A Texas State faculty member is researching ways to apply the unique nature of human eye movement to computer technology.
Oleg Komogortsev, assistant professor in the College of Science and Engineering, said eye-movement behavior is unique to every individual and difficult to replicate. Komogortsev’s research is based on ocular biometrics, the practice of observing human behavior through the eyes. The results could eventually be used by governmental agencies for identification purposes and by doctors during the diagnostic process.
“My goal, with help of student researchers here at Texas State, is to develop eye tracking technology that communicates with computer systems using the human eye,” Komogortsev said.
Komogortsev said the field of ocular biometrics is in its infancy, but the potential is limitless. The research Komogortsev is developing can be used in the medical field to identify eye movements associated with concussion and traumatic brain injury patients. The research will help doctors reach a diagnosis more quickly.
Human-computer interaction is another realm in which Komogortsev’s research can be applied.
Komogortsev’s software is able to calibrate where a person’s eyes are looking on a computer screen during his video game called Balura.
During a game of Balura, users must first allow the software to record and calculate the eye movement as they watch a computer screen. The software recognizes where the user’s line of sight is directed and signals an input command so the game can be played using only the eyes.
Players are asked to pop red balloons in a field of blue balloons using their focused eyesight.
Corey Holland, computer science masters student, said the research being conducted by Komogortsev will expand a “largely unexplored” branch of the ocular biometric field. The research will advance understanding of the traits of the human visual system.
Holland won the National Science Foundation Graduate Research Fellowship in June for his work in developing ocular biometrics, which Komogortsev supervised.
Komogortsev teaches computer sciences courses in addition to conducting and supervising the research. Komogortsev said a large part of his success is due to being able to “teach what he researches,” and students play a critical role in that work.
Joe Moorman, electrical engineer senior, said he was a member of a three-person design group from the College of Science and Engineering that contributed in January 2012 to Komogortsev’s research.
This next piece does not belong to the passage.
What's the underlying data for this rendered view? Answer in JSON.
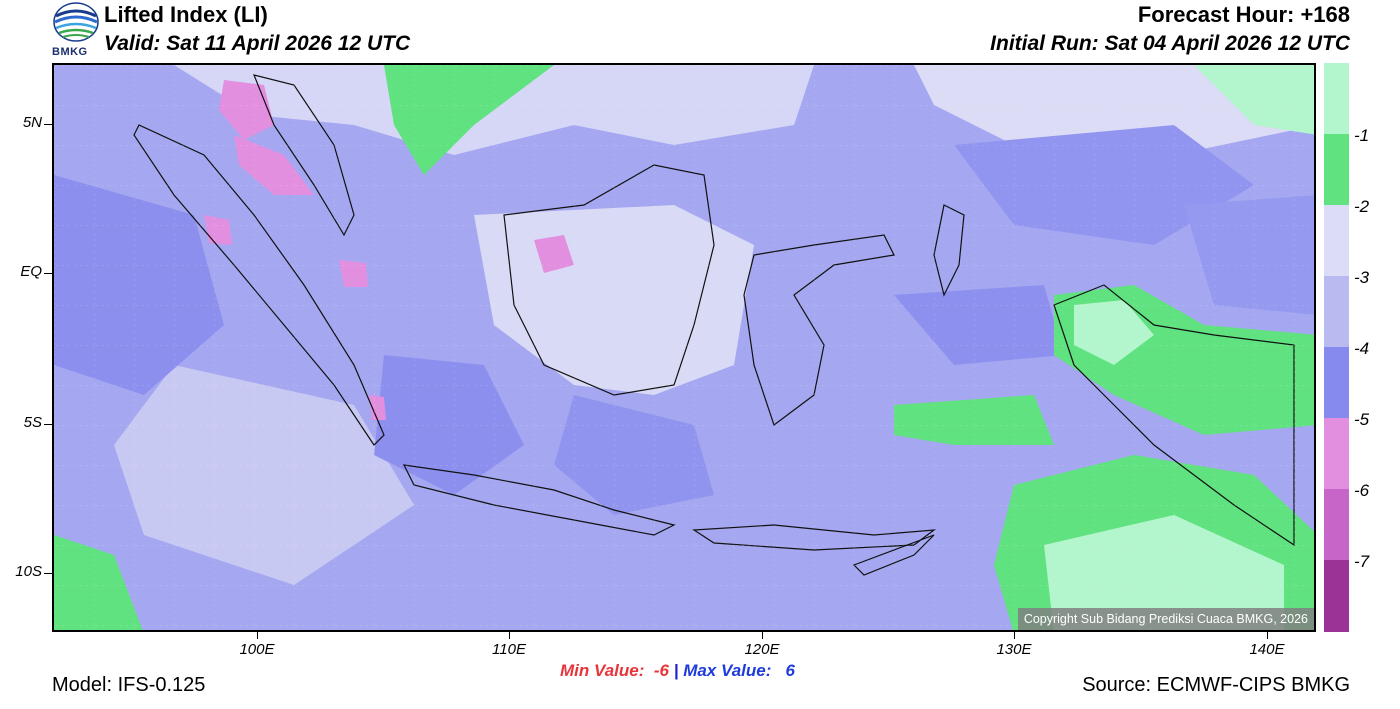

Moorman and the design group worked to create hardware and software platforms for eye data collection and analysis at lower costs than commercially available.
Eye tracking technology can cost thousands of dollars, but the design group created iris recognition devices from $20 webcams, Komogortsev said. People who wish to use the technology only need to buy the corresponding eye tracking software, as the devices are readily available.
“Dr. Komogortsev has high expectations for those who work with him,” Moorman said. “He offers excellent opportunities to be part of an important field of research and development. I don’t graduate until May 2013, but I hope to continue to work with him after the end of the current project.”